My Spam Assasin has DCC, PYZOR, and RAZOR enabled, Rules Du Jour to download rules from , and additional rules like top200 and BOTNET downloaded daily with a cronjob, because RDJ doesn't cover them.

Is all this processor intensive... of course... but I don't host too many sites. Da Forums' Regular Floyd from newwebsite.com is my stellar data center provider, and he set up very sweet boxes for me that can handle all this. And I used to use this same config on a machine that was less than half as powerful as the ones I run on today (Dual Core P4, 2 gigs, FC6), with no problems at all.

 

[OliverScott]

My Spam Assasin has DCC, PYZOR, and RAZOR enabled, Rules Du Jour to download rules from , and additional rules like top200 and BOTNET downloaded daily with a cronjob, because RDJ doesn't cover them.

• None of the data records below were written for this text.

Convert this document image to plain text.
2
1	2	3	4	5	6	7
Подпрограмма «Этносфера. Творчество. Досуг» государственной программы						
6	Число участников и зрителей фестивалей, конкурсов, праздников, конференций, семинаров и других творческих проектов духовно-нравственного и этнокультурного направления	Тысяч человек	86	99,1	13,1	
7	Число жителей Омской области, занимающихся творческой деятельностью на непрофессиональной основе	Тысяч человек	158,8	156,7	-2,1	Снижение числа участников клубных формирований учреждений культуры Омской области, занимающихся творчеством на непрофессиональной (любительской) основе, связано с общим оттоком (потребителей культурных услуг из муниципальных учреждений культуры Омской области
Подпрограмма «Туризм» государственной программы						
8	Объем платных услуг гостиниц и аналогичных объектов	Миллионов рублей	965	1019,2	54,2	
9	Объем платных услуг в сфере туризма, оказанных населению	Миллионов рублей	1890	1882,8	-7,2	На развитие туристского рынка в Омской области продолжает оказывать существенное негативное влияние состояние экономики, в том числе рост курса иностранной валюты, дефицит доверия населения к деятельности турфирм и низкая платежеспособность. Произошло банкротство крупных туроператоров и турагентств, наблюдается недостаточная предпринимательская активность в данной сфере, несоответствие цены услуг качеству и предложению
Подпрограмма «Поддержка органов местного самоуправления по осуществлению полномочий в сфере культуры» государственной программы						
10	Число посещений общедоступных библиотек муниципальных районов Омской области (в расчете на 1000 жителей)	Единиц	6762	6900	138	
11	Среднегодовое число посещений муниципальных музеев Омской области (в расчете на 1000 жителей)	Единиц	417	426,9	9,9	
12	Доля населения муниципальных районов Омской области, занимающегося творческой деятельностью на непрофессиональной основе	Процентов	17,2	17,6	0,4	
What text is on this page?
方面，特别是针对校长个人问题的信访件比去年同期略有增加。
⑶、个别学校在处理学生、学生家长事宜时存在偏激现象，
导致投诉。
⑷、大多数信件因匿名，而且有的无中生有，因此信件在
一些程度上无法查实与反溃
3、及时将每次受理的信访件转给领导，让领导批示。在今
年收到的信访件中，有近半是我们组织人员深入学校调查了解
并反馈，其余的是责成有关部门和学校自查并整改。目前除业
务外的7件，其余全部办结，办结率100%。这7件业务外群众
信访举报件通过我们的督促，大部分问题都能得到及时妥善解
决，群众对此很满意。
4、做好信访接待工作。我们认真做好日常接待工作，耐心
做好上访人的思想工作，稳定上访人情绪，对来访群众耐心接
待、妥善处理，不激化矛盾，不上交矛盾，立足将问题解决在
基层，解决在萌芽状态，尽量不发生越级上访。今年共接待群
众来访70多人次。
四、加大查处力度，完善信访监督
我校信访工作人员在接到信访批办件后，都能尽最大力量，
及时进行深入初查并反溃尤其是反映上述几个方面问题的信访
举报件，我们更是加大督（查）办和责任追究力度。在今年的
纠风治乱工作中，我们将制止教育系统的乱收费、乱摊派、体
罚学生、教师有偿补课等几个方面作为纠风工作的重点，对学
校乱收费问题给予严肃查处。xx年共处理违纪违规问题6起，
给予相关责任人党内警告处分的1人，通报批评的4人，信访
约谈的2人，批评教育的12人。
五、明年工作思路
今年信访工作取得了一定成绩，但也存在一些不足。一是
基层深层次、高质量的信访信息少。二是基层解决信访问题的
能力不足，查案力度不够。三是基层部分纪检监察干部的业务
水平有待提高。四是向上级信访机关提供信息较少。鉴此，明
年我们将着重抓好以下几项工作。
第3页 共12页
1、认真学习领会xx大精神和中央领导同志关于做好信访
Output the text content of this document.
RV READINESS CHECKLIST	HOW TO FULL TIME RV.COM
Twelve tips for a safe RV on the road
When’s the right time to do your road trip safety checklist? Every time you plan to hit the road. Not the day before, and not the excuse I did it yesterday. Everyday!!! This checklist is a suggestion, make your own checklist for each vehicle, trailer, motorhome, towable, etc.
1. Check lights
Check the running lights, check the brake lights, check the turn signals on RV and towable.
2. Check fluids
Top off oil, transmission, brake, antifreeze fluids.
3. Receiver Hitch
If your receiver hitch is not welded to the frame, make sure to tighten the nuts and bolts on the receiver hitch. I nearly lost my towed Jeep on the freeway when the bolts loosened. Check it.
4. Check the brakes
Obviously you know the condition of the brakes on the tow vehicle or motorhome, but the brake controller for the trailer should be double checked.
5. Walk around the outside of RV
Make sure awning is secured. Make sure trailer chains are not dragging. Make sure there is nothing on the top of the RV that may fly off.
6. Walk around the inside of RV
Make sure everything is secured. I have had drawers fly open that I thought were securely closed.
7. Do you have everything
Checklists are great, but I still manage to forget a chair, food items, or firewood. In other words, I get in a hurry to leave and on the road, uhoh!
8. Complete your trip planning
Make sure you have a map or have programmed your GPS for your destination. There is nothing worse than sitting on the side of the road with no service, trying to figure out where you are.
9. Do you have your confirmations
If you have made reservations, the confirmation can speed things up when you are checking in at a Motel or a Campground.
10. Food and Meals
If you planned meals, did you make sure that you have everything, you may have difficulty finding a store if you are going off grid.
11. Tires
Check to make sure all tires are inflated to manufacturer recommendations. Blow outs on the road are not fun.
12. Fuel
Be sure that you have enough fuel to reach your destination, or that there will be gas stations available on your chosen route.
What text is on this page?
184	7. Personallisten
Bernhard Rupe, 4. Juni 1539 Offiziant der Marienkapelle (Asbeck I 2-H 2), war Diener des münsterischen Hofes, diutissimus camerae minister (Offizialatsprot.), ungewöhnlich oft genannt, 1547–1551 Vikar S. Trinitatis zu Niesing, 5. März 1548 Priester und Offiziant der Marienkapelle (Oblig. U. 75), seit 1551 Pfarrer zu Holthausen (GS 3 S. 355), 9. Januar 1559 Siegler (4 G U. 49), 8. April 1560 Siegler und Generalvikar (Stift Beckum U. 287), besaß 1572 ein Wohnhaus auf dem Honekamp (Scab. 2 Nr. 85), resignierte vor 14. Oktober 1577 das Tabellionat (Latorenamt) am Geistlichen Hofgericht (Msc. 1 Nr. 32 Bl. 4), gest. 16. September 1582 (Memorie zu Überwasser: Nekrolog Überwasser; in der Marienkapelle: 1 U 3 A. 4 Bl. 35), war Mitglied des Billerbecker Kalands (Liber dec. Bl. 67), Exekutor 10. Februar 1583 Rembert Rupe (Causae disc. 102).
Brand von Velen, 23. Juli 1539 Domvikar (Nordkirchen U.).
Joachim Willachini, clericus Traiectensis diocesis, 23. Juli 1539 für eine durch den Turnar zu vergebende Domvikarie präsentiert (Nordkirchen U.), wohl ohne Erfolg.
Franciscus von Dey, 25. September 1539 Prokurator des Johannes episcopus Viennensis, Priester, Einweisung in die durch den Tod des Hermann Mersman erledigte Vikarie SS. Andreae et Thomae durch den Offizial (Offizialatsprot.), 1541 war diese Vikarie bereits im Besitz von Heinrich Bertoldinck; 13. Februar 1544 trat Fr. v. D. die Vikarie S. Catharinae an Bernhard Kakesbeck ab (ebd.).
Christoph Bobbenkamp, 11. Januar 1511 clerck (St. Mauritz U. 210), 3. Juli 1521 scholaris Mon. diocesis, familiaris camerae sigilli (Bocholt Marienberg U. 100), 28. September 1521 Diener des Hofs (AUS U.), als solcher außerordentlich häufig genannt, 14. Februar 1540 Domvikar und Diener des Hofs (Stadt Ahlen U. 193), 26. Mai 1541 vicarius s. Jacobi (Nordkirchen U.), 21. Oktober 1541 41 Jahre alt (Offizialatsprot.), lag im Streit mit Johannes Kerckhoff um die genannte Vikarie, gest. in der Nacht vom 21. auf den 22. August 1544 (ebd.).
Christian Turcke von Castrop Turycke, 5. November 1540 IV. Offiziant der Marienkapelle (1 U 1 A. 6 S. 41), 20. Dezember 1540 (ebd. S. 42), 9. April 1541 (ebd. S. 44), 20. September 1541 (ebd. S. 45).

I am having a lot of problems with PYZOR (as in it not working) - any tips?

 

[panamaspace]

Is your PYTHONPATH environment variable set ? type "env" at shell and read that. PYTHONPATH should show up somewhere in there.

Do a debugging session with spamassassin at shell.

spamassassin -D < somespamsource.txt

where somespamsource.txt is the full source of a spam email.

Read the output (long). Do you see any errors referencing pyzor.module?

paste the pyzor lines here and maybe we can figure it out.